The branch also has a ‘pay it forward’ shelf where returning travellers can leave items for those setting out. 


Ideas and inspo


Adventure seekers crossing Hooker Valley Swingbridge

Hooker Valley Swingbridge. Photo credit: Tyler Lastovich @lastly


Emma's iPhone image library showing a full screen of screenshots of New Zealand travel inspiration

I spent weeks screenshotting inspiration using Instagram hashtags


Regardless if you’re getting away for an extended weekend, a week, a month, or more, there’s never a shortage of things to see and do in Aotearoa. Ahead of starting the trip, these were some of my bucket list items: 

  • To see the seals in Kaikoura

  • Consume as many pies as possible across the country (they’re a real delicacy)

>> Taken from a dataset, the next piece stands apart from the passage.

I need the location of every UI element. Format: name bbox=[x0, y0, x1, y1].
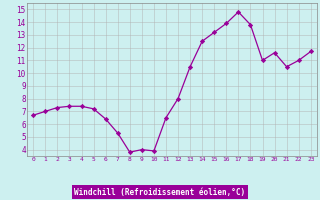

  • Chase the Southern Lights in the South Island

  • See the Kākāpō reservation in Fiordland

  • Spend a few days in the stillness of Doubtful Sounds 

  • Hit up a few hot spring beaches and Cathedral Cove in the Coromandel 

  • Eat fresh Oysters in Bluff 

  • See the Dark Sky Reserve in Lake Tekapo

  • Go to Te Papa museum in Wellington


After mining the experiences of friends and my own memory of camping as a kid, I next went on the Apollo website to check out their itinerary suggestions. This gave me a good idea about how much time I should spend in each area.


Next, I went onto Instagram and followed a couple of New Zealand based hashtags. That’s right, not accounts, hashtags (for instance, #purenewzealand #destinationnz #earthpixnz). Whenever an amazing location came up on my feed, I’d screenshot the location and add it as a saved location on my Google Maps app. This meant that whenever I was driving somewhere I would be able to see what else was close by.


Once I got out of iso in Auckland, I asked every Kiwi I came across where their favourite places were. Before I left, my notebook was filled with conversations and hand drawn maps. Kiwis love their country and are full of recommendations. 


 As I was leaving in mid-February, I decided to spend the first two weeks hitting the East Coast of the North Island, before exploring the South Island whilst the weather was still good. Then, I’d spend the last two weeks driving up the North Island’s West Coast, all the way up to Northland and the Bay of Islands. 


In saying that, with only a few exceptions (i.e., seeing Crowded House in Queenstown), I decided I would follow my curiosity. Afterall, New Zealand is one of the best places on earth to do this in. 


So what’s next?

Over the next few months, I’ll be talking you through my adventures driving New Zealand. From the great beaches, mountains and lakes, to where to eat along the way. Okay, there’s going to be a lot of food recommendations because if there was anywhere on earth to be constantly full of delicious meals and sights, it’s Aotearoa.